Our results are limited by a substantial variation in single rater RC among raters, which was lowest for T4–T12 and highest for T2–T12 (Table 2). Several steps were taken before the initiation of the study to minimize bias in terms of discrepancies in labeling vertebra, handling of odd number of ribs, or definitions using the nonfixed approach. Rater 1 had more than 3 years of experience in evaluating radiographs from AIS patients, and raters 2 and 3 had 8 and 10 years of experience, respectively. It should be noted that all raters routinely use mainly T5–T12 or T2–12 when evaluating patients with AIS although rater 1 also uses the nonfixed approach on a regular basis.

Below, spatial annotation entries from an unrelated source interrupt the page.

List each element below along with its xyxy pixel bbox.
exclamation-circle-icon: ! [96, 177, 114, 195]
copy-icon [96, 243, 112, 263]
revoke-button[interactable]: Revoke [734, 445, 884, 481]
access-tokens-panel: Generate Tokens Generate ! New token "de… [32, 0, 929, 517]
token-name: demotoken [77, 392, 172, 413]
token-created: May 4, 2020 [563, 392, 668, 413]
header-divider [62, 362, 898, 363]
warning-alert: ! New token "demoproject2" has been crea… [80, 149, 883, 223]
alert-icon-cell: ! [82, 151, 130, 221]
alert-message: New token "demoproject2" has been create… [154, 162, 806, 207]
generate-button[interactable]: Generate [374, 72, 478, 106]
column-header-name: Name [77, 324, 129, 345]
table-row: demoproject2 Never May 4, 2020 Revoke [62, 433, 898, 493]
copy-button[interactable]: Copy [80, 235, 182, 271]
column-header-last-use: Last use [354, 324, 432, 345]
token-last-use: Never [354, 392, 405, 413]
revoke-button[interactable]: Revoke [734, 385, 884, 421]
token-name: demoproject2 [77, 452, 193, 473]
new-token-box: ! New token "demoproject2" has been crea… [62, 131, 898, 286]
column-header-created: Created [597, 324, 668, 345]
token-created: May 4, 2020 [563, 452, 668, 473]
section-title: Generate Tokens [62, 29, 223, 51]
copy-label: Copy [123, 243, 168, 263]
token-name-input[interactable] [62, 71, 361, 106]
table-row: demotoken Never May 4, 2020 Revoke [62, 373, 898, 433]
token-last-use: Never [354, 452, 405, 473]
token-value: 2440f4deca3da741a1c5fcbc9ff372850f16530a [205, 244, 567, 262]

As such, we believe that our results reflect the expected variation between clinicians. In addition, our patient sample did not include lumbar curves, so we cannot infer that our results may be readily applied to this group. Also, the sample size in our study did not allow for analyzing individual curve types, but variation may be greater for thoracic curves since TK has been found to depend on curve type [38]. Nonetheless, we hope that our study can form the foundation whereby future studies can further elaborate upon different curve types.

Our results may guide clinicians and researchers in the evaluation of the sagittal profile following surgery in defining the limits of actual improvement of worsening of TK as opposed to expected measurement variation. Applying such variation in clinical definitions of progression has previously been described in guidelines for evaluation of radiographic results of brace treatment [37, 39, 40]. Our results indicate that T4–T12 and T5–T12 offer the least amount of observer variation, and while measuring nonfixed TK may offer a more individualized assessment of the spine, we found considerable measurement variation using this approach that may limit the clinical applicability. It is outside the scope of this paper to determine how these various measurements correlate with clinical outcomes; however, we recommend that future studies specifically state the applied definition of TK and also adequately address measurement variation when evaluating treatment results. This will further help with standardization of measurements between studies for comparative purposes.

Conclusions

Our study addresses the intra- and inter-rater reproducibility of TK measurements in AIS patients, and we noted a considerable variation for all TK measurements. Both intra- and inter-rater reproducibility were best for T4–T12 and T5–12. Future studies should consider adopting a relevant minimum difference (depending on TK definition) as a limit for indication of true change in TK within a patient. As such, our findings have implications in the decision-making of the spine specialist.